We have investigated the design effect of the new sampling method for a wide ranges of spatial population structures. The ranking structure in the RCS sampling design is superior to the usual LS sampling if there is no strong increasing or decreasing trend in the row and/ or column space of the grid structure. For reasonable ranking information, such as when the correlation between the ranking variable and the variable of interest is greater than 0.4, the proposed sampling design performs better than Latin square and simple random sampling designs of the same sample size as long as the sampling region does not show a very strong increasing or decreasing trend in the rows and columns of the grid structure.

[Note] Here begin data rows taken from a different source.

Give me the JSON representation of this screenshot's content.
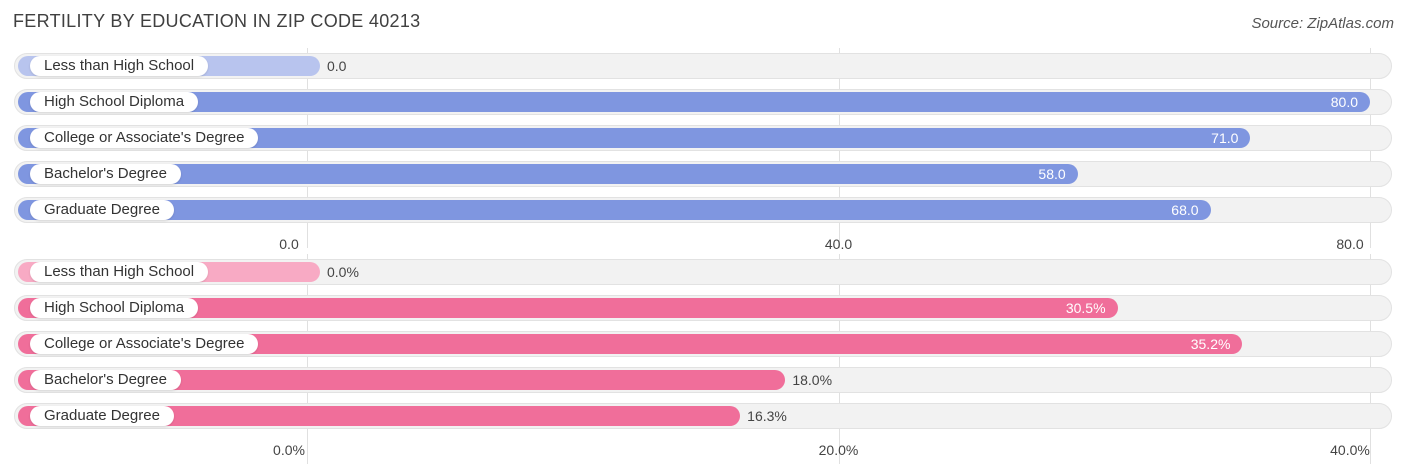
{
  "title": "FERTILITY BY EDUCATION IN ZIP CODE 40213",
  "source": "Source: ZipAtlas.com",
  "chart_data": [
    {
      "type": "bar",
      "orientation": "horizontal",
      "categories": [
        "Less than High School",
        "High School Diploma",
        "College or Associate's Degree",
        "Bachelor's Degree",
        "Graduate Degree"
      ],
      "values": [
        0.0,
        80.0,
        71.0,
        58.0,
        68.0
      ],
      "value_labels": [
        "0.0",
        "80.0",
        "71.0",
        "58.0",
        "68.0"
      ],
      "xlim": [
        0,
        80
      ],
      "ticks": [
        "0.0",
        "40.0",
        "80.0"
      ],
      "tick_values": [
        0,
        40,
        80
      ],
      "color": "#7f96e0",
      "color_light": "#b8c4ee",
      "grid": true
    },
    {
      "type": "bar",
      "orientation": "horizontal",
      "categories": [
        "Less than High School",
        "High School Diploma",
        "College or Associate's Degree",
        "Bachelor's Degree",
        "Graduate Degree"
      ],
      "values": [
        0.0,
        30.5,
        35.2,
        18.0,
        16.3
      ],
      "value_labels": [
        "0.0%",
        "30.5%",
        "35.2%",
        "18.0%",
        "16.3%"
      ],
      "xlim": [
        0,
        40
      ],
      "ticks": [
        "0.0%",
        "20.0%",
        "40.0%"
      ],
      "tick_values": [
        0,
        20,
        40
      ],
      "color": "#f06e9a",
      "color_light": "#f8aac4",
      "grid": true
    }
  ]
}
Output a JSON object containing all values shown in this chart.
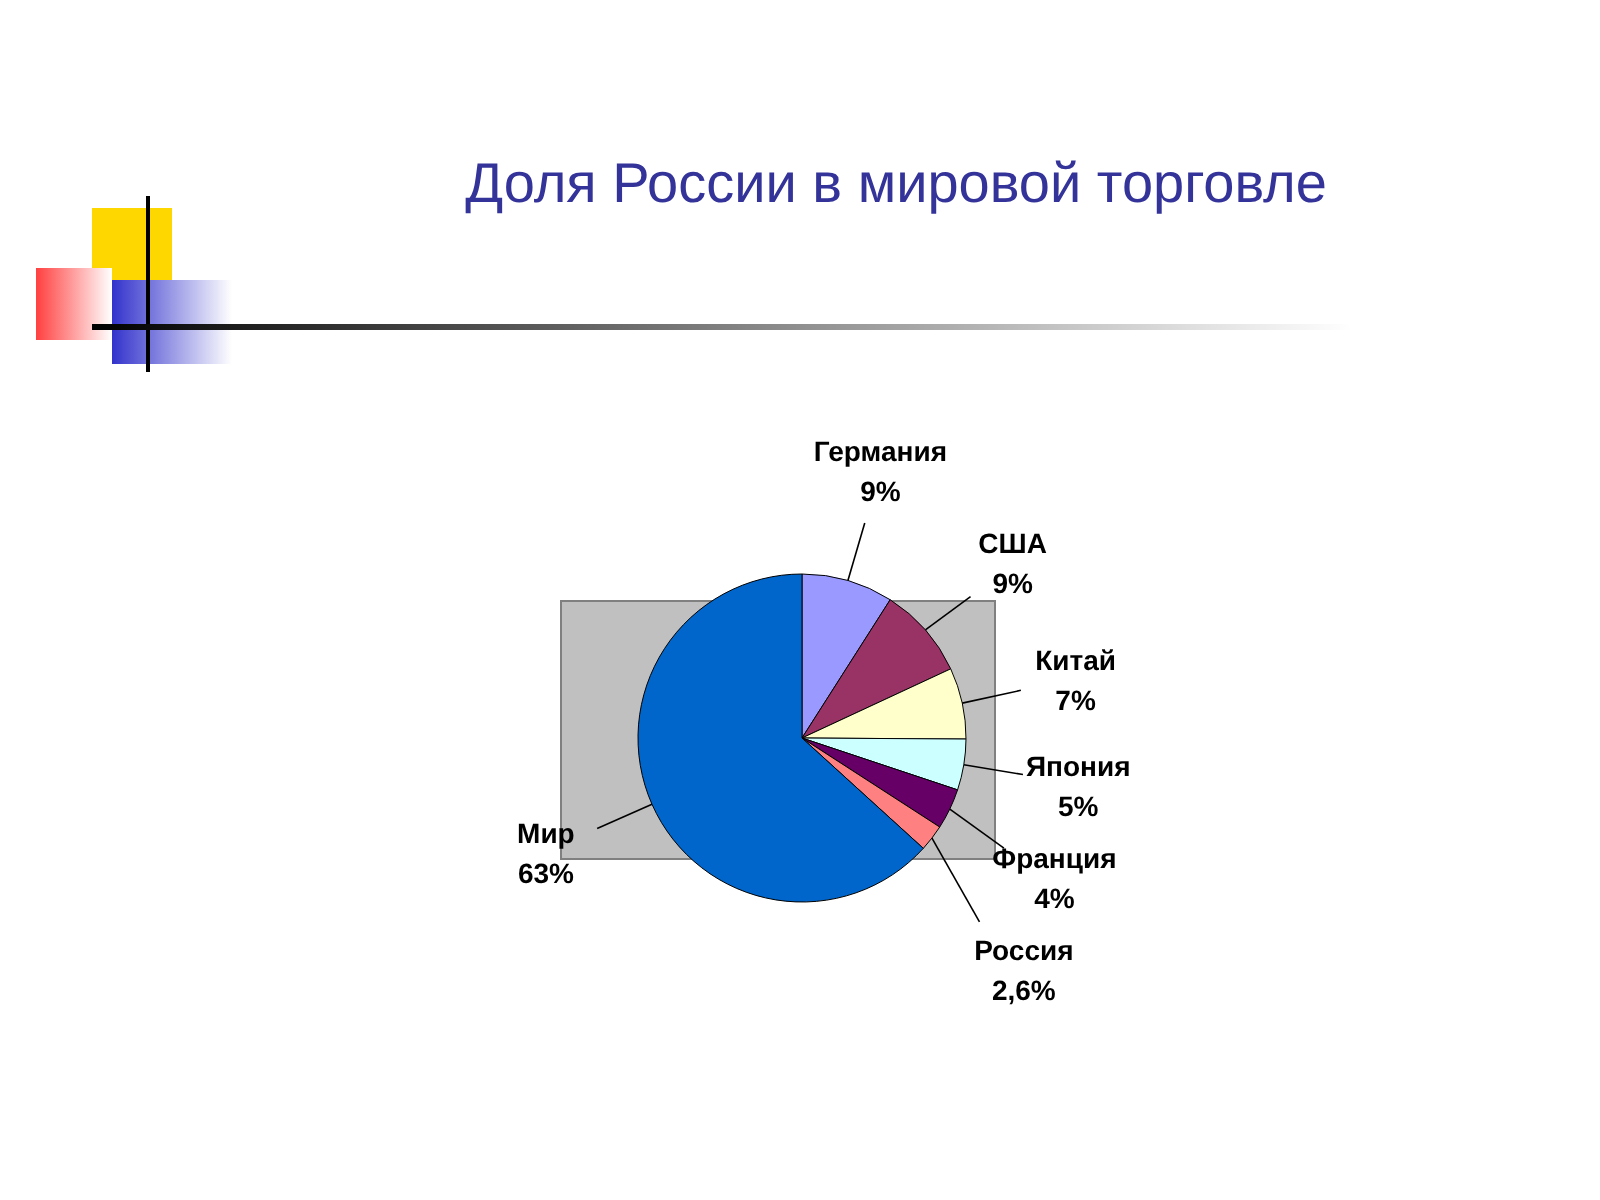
{
  "chart_data": {
    "type": "pie",
    "title": "Доля России в мировой торговле",
    "categories": [
      "Германия",
      "США",
      "Китай",
      "Япония",
      "Франция",
      "Россия",
      "Мир"
    ],
    "values": [
      9,
      9,
      7,
      5,
      4,
      2.6,
      63
    ],
    "value_labels": [
      "9%",
      "9%",
      "7%",
      "5%",
      "4%",
      "2,6%",
      "63%"
    ],
    "colors": [
      "#9999ff",
      "#993366",
      "#ffffcc",
      "#ccffff",
      "#660066",
      "#ff8080",
      "#0066cc"
    ]
  }
}
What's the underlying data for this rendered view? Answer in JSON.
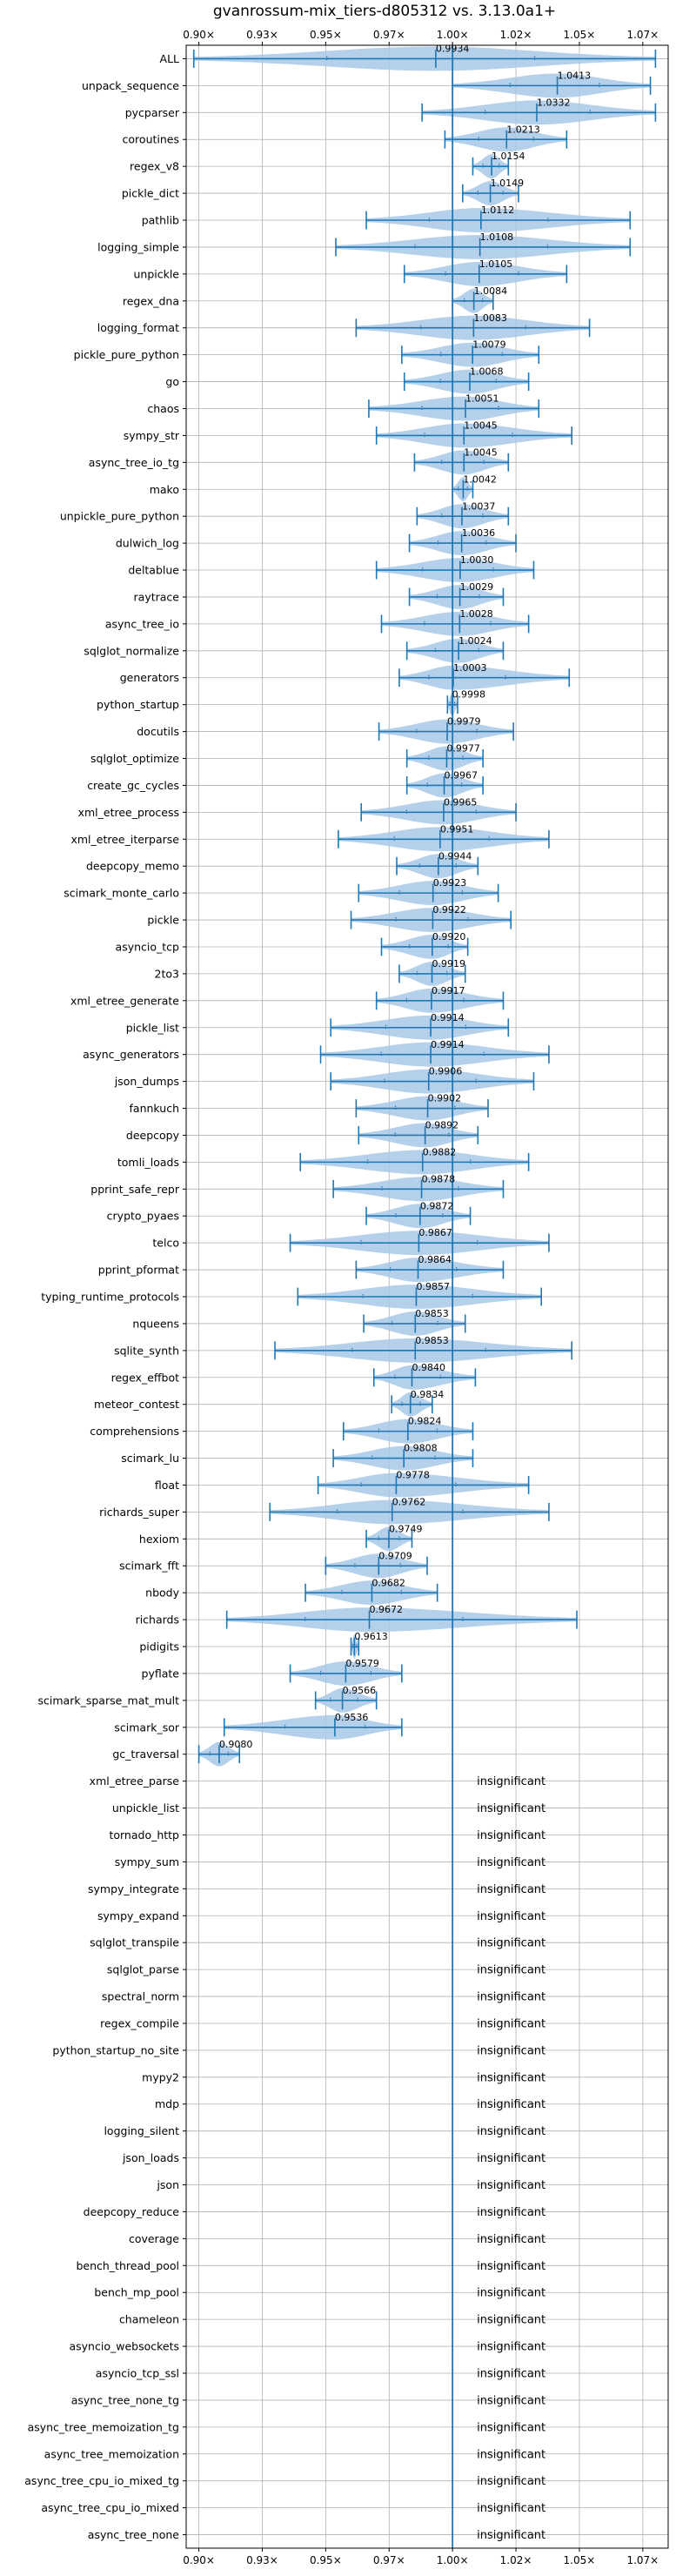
{
  "colors": {
    "violin": "#a7c8e6",
    "line": "#1f77b4",
    "grid": "#b0b0b0",
    "axis": "#000000",
    "ref": "#1f77b4"
  },
  "chart_data": {
    "type": "violin",
    "title": "gvanrossum-mix_tiers-d805312 vs. 3.13.0a1+",
    "xlim": [
      0.895,
      1.085
    ],
    "x_ticks": [
      0.9,
      0.925,
      0.95,
      0.975,
      1.0,
      1.025,
      1.05,
      1.075
    ],
    "x_tick_labels": [
      "0.90×",
      "0.93×",
      "0.95×",
      "0.97×",
      "1.00×",
      "1.02×",
      "1.05×",
      "1.07×"
    ],
    "reference_line": 1.0,
    "grid": true,
    "insignificant_label": "insignificant",
    "benchmarks": [
      {
        "name": "ALL",
        "value": 0.9934,
        "min": 0.898,
        "max": 1.08,
        "label": "0.9934"
      },
      {
        "name": "unpack_sequence",
        "value": 1.0413,
        "min": 1.0,
        "max": 1.078,
        "label": "1.0413"
      },
      {
        "name": "pycparser",
        "value": 1.0332,
        "min": 0.988,
        "max": 1.08,
        "label": "1.0332"
      },
      {
        "name": "coroutines",
        "value": 1.0213,
        "min": 0.997,
        "max": 1.045,
        "label": "1.0213"
      },
      {
        "name": "regex_v8",
        "value": 1.0154,
        "min": 1.008,
        "max": 1.022,
        "label": "1.0154"
      },
      {
        "name": "pickle_dict",
        "value": 1.0149,
        "min": 1.004,
        "max": 1.026,
        "label": "1.0149"
      },
      {
        "name": "pathlib",
        "value": 1.0112,
        "min": 0.966,
        "max": 1.07,
        "label": "1.0112"
      },
      {
        "name": "logging_simple",
        "value": 1.0108,
        "min": 0.954,
        "max": 1.07,
        "label": "1.0108"
      },
      {
        "name": "unpickle",
        "value": 1.0105,
        "min": 0.981,
        "max": 1.045,
        "label": "1.0105"
      },
      {
        "name": "regex_dna",
        "value": 1.0084,
        "min": 1.0,
        "max": 1.016,
        "label": "1.0084"
      },
      {
        "name": "logging_format",
        "value": 1.0083,
        "min": 0.962,
        "max": 1.054,
        "label": "1.0083"
      },
      {
        "name": "pickle_pure_python",
        "value": 1.0079,
        "min": 0.98,
        "max": 1.034,
        "label": "1.0079"
      },
      {
        "name": "go",
        "value": 1.0068,
        "min": 0.981,
        "max": 1.03,
        "label": "1.0068"
      },
      {
        "name": "chaos",
        "value": 1.0051,
        "min": 0.967,
        "max": 1.034,
        "label": "1.0051"
      },
      {
        "name": "sympy_str",
        "value": 1.0045,
        "min": 0.97,
        "max": 1.047,
        "label": "1.0045"
      },
      {
        "name": "async_tree_io_tg",
        "value": 1.0045,
        "min": 0.985,
        "max": 1.022,
        "label": "1.0045"
      },
      {
        "name": "mako",
        "value": 1.0042,
        "min": 1.0,
        "max": 1.008,
        "label": "1.0042"
      },
      {
        "name": "unpickle_pure_python",
        "value": 1.0037,
        "min": 0.986,
        "max": 1.022,
        "label": "1.0037"
      },
      {
        "name": "dulwich_log",
        "value": 1.0036,
        "min": 0.983,
        "max": 1.025,
        "label": "1.0036"
      },
      {
        "name": "deltablue",
        "value": 1.003,
        "min": 0.97,
        "max": 1.032,
        "label": "1.0030"
      },
      {
        "name": "raytrace",
        "value": 1.0029,
        "min": 0.983,
        "max": 1.02,
        "label": "1.0029"
      },
      {
        "name": "async_tree_io",
        "value": 1.0028,
        "min": 0.972,
        "max": 1.03,
        "label": "1.0028"
      },
      {
        "name": "sqlglot_normalize",
        "value": 1.0024,
        "min": 0.982,
        "max": 1.02,
        "label": "1.0024"
      },
      {
        "name": "generators",
        "value": 1.0003,
        "min": 0.979,
        "max": 1.046,
        "label": "1.0003"
      },
      {
        "name": "python_startup",
        "value": 0.9998,
        "min": 0.998,
        "max": 1.002,
        "label": "0.9998"
      },
      {
        "name": "docutils",
        "value": 0.9979,
        "min": 0.971,
        "max": 1.024,
        "label": "0.9979"
      },
      {
        "name": "sqlglot_optimize",
        "value": 0.9977,
        "min": 0.982,
        "max": 1.012,
        "label": "0.9977"
      },
      {
        "name": "create_gc_cycles",
        "value": 0.9967,
        "min": 0.982,
        "max": 1.012,
        "label": "0.9967"
      },
      {
        "name": "xml_etree_process",
        "value": 0.9965,
        "min": 0.964,
        "max": 1.025,
        "label": "0.9965"
      },
      {
        "name": "xml_etree_iterparse",
        "value": 0.9951,
        "min": 0.955,
        "max": 1.038,
        "label": "0.9951"
      },
      {
        "name": "deepcopy_memo",
        "value": 0.9944,
        "min": 0.978,
        "max": 1.01,
        "label": "0.9944"
      },
      {
        "name": "scimark_monte_carlo",
        "value": 0.9923,
        "min": 0.963,
        "max": 1.018,
        "label": "0.9923"
      },
      {
        "name": "pickle",
        "value": 0.9922,
        "min": 0.96,
        "max": 1.023,
        "label": "0.9922"
      },
      {
        "name": "asyncio_tcp",
        "value": 0.992,
        "min": 0.972,
        "max": 1.006,
        "label": "0.9920"
      },
      {
        "name": "2to3",
        "value": 0.9919,
        "min": 0.979,
        "max": 1.005,
        "label": "0.9919"
      },
      {
        "name": "xml_etree_generate",
        "value": 0.9917,
        "min": 0.97,
        "max": 1.02,
        "label": "0.9917"
      },
      {
        "name": "pickle_list",
        "value": 0.9914,
        "min": 0.952,
        "max": 1.022,
        "label": "0.9914"
      },
      {
        "name": "async_generators",
        "value": 0.9914,
        "min": 0.948,
        "max": 1.038,
        "label": "0.9914"
      },
      {
        "name": "json_dumps",
        "value": 0.9906,
        "min": 0.952,
        "max": 1.032,
        "label": "0.9906"
      },
      {
        "name": "fannkuch",
        "value": 0.9902,
        "min": 0.962,
        "max": 1.014,
        "label": "0.9902"
      },
      {
        "name": "deepcopy",
        "value": 0.9892,
        "min": 0.963,
        "max": 1.01,
        "label": "0.9892"
      },
      {
        "name": "tomli_loads",
        "value": 0.9882,
        "min": 0.94,
        "max": 1.03,
        "label": "0.9882"
      },
      {
        "name": "pprint_safe_repr",
        "value": 0.9878,
        "min": 0.953,
        "max": 1.02,
        "label": "0.9878"
      },
      {
        "name": "crypto_pyaes",
        "value": 0.9872,
        "min": 0.966,
        "max": 1.007,
        "label": "0.9872"
      },
      {
        "name": "telco",
        "value": 0.9867,
        "min": 0.936,
        "max": 1.038,
        "label": "0.9867"
      },
      {
        "name": "pprint_pformat",
        "value": 0.9864,
        "min": 0.962,
        "max": 1.02,
        "label": "0.9864"
      },
      {
        "name": "typing_runtime_protocols",
        "value": 0.9857,
        "min": 0.939,
        "max": 1.035,
        "label": "0.9857"
      },
      {
        "name": "nqueens",
        "value": 0.9853,
        "min": 0.965,
        "max": 1.005,
        "label": "0.9853"
      },
      {
        "name": "sqlite_synth",
        "value": 0.9853,
        "min": 0.93,
        "max": 1.047,
        "label": "0.9853"
      },
      {
        "name": "regex_effbot",
        "value": 0.984,
        "min": 0.969,
        "max": 1.009,
        "label": "0.9840"
      },
      {
        "name": "meteor_contest",
        "value": 0.9834,
        "min": 0.976,
        "max": 0.992,
        "label": "0.9834"
      },
      {
        "name": "comprehensions",
        "value": 0.9824,
        "min": 0.957,
        "max": 1.008,
        "label": "0.9824"
      },
      {
        "name": "scimark_lu",
        "value": 0.9808,
        "min": 0.953,
        "max": 1.008,
        "label": "0.9808"
      },
      {
        "name": "float",
        "value": 0.9778,
        "min": 0.947,
        "max": 1.03,
        "label": "0.9778"
      },
      {
        "name": "richards_super",
        "value": 0.9762,
        "min": 0.928,
        "max": 1.038,
        "label": "0.9762"
      },
      {
        "name": "hexiom",
        "value": 0.9749,
        "min": 0.966,
        "max": 0.984,
        "label": "0.9749"
      },
      {
        "name": "scimark_fft",
        "value": 0.9709,
        "min": 0.95,
        "max": 0.99,
        "label": "0.9709"
      },
      {
        "name": "nbody",
        "value": 0.9682,
        "min": 0.942,
        "max": 0.994,
        "label": "0.9682"
      },
      {
        "name": "richards",
        "value": 0.9672,
        "min": 0.911,
        "max": 1.049,
        "label": "0.9672"
      },
      {
        "name": "pidigits",
        "value": 0.9613,
        "min": 0.96,
        "max": 0.963,
        "label": "0.9613"
      },
      {
        "name": "pyflate",
        "value": 0.9579,
        "min": 0.936,
        "max": 0.98,
        "label": "0.9579"
      },
      {
        "name": "scimark_sparse_mat_mult",
        "value": 0.9566,
        "min": 0.946,
        "max": 0.97,
        "label": "0.9566"
      },
      {
        "name": "scimark_sor",
        "value": 0.9536,
        "min": 0.91,
        "max": 0.98,
        "label": "0.9536"
      },
      {
        "name": "gc_traversal",
        "value": 0.908,
        "min": 0.9,
        "max": 0.916,
        "label": "0.9080"
      },
      {
        "name": "xml_etree_parse",
        "insignificant": true
      },
      {
        "name": "unpickle_list",
        "insignificant": true
      },
      {
        "name": "tornado_http",
        "insignificant": true
      },
      {
        "name": "sympy_sum",
        "insignificant": true
      },
      {
        "name": "sympy_integrate",
        "insignificant": true
      },
      {
        "name": "sympy_expand",
        "insignificant": true
      },
      {
        "name": "sqlglot_transpile",
        "insignificant": true
      },
      {
        "name": "sqlglot_parse",
        "insignificant": true
      },
      {
        "name": "spectral_norm",
        "insignificant": true
      },
      {
        "name": "regex_compile",
        "insignificant": true
      },
      {
        "name": "python_startup_no_site",
        "insignificant": true
      },
      {
        "name": "mypy2",
        "insignificant": true
      },
      {
        "name": "mdp",
        "insignificant": true
      },
      {
        "name": "logging_silent",
        "insignificant": true
      },
      {
        "name": "json_loads",
        "insignificant": true
      },
      {
        "name": "json",
        "insignificant": true
      },
      {
        "name": "deepcopy_reduce",
        "insignificant": true
      },
      {
        "name": "coverage",
        "insignificant": true
      },
      {
        "name": "bench_thread_pool",
        "insignificant": true
      },
      {
        "name": "bench_mp_pool",
        "insignificant": true
      },
      {
        "name": "chameleon",
        "insignificant": true
      },
      {
        "name": "asyncio_websockets",
        "insignificant": true
      },
      {
        "name": "asyncio_tcp_ssl",
        "insignificant": true
      },
      {
        "name": "async_tree_none_tg",
        "insignificant": true
      },
      {
        "name": "async_tree_memoization_tg",
        "insignificant": true
      },
      {
        "name": "async_tree_memoization",
        "insignificant": true
      },
      {
        "name": "async_tree_cpu_io_mixed_tg",
        "insignificant": true
      },
      {
        "name": "async_tree_cpu_io_mixed",
        "insignificant": true
      },
      {
        "name": "async_tree_none",
        "insignificant": true
      }
    ]
  }
}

Two confidence intervals are suggested for the population mean. The first interval is the bootstrap percentile confidence interval. The second interval is constructed using the bootstrap variance estimator of the sample mean with a normal approximation. The coverage probabilities for bootstrap confidence intervals are smaller than the nominal coverage probability of 0.95. They are also smaller than the coverage probabilities of the confidence intervals based on normal approximation. The coverage probabilities of the confidence intervals based on normal approximation approach to the nominal coverage probability of 0.95 for larger values of \(\rho \).

In some sampling regions, the size of the grid cells may be large and it may not be easy to quantify the value of the variable of interest y. In this case, we may consider a two-stage sampling design. The stage-one sample would select an RCS sample from the primary population of a rectangular grid. The stage-two sample would select a sample from each of the grid cells in the stage-one sample. Development of this sampling design will be a future project.